Его голос прерывается всхлипыванием. Этот звук встряхивает меня, будто мне на рубашку опрокинули ведро ледяной воды. Адам думает, что это он виноват? Нет! Такой абсурд уже ни в какие ворота не лезет. Он же все неправильно понял.
— А я чуть не осталась в Пуэрто-Рико и не вышла замуж за старого жирного сукина сына, — рявкает в ответ медсестра. — Но не осталась. И теперь у меня совсем другая жизнь. «Чуть» ничего не значит. Нужно иметь дело с тем, что есть сейчас. А сейчас она снова здесь. — Сестра задергивает разделительную штору вокруг моей кровати и велит Адаму: — Заходи.
Я заставляю себя поднять голову и открыть глаза. Адам. Боже, даже в таком состоянии он красив. Его глаза запали от усталости. На лице отросла щетина — достаточная, чтобы ободрать мне подбородок при поцелуе. На нем обычная концертная одежда — футболка, обтягивающие рваные штаны и «конверсы», с плеч свисает клетчатый дедушкин шарф.
Увидев меня, он резко бледнеет — как будто перед ним какая-нибудь чудовищная тварь из «Черной лагуны». Я выгляжу довольно плохо, снова подключена к респиратору и дюжине других трубочек; сквозь повязки, наложенные в последней операции, проступает кровь. Однако через секунду Адам громко выдыхает и опять становится самим собой. Он шарит по кровати, словно что-то уронил, и наконец нащупывает то, что искал: мою руку.

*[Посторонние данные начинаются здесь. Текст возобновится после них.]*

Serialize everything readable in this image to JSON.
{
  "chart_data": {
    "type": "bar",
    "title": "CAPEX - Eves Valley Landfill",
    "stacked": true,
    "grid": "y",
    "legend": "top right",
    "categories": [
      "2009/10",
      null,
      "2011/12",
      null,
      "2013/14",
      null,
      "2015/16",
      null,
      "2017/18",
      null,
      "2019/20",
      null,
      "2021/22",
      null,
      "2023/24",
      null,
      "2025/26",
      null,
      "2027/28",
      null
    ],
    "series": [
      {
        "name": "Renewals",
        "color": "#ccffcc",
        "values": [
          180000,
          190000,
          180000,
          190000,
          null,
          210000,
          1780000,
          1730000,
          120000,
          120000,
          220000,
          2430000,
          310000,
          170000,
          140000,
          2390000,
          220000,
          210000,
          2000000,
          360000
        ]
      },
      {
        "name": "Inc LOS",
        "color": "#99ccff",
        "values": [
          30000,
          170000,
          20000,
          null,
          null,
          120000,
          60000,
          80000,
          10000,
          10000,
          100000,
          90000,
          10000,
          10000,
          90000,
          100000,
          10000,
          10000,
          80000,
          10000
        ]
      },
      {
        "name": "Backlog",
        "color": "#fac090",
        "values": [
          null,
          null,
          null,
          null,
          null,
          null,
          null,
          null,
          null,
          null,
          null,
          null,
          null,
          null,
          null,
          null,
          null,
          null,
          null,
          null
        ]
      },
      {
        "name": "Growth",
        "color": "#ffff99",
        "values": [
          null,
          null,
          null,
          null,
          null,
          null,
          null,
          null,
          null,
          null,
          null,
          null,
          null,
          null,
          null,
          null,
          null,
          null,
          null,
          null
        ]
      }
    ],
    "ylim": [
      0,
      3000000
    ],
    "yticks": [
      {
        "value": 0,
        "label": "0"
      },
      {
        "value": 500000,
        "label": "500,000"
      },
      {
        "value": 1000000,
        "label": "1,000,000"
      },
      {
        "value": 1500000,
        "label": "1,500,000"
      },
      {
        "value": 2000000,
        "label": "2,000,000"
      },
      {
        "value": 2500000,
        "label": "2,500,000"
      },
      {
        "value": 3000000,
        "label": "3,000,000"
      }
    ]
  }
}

— Господи, Мия, у тебя же руки совсем замерзли. — Он опускается на корточки, берет мою правую ладонь в свои, осторожно, чтобы не задеть трубки и провода, наклоняется и дует теплым воздухом в сложенный шалашик. — Ты и твои невозможные руки. — Адам всегда поражается тому, как даже посреди лета, даже после самых жарких объятий мои руки остаются холодными. Я говорю ему, что все дело в плохой циркуляции крови, а он не верит: ведь ноги у меня обычно теплые. Он утверждает, что мне приделали биомеханические руки, поэтому-то я так здорово играю на виолончели.
Я смотрю, как он согревает мою ладонь — точно так же, как тысячу раз до этого. В памяти всплывает, как он сделал это в первый раз: на школьном газоне, как будто это была самая естественная вещь на свете. Я также помню, как он впервые проделал это перед моими родителями. Был канун Рождества, мы все сидели на террасе, попивая сидр. Снаружи подмораживало. Адам сгреб мои ладони и стал дуть на них. Тедди захихикал.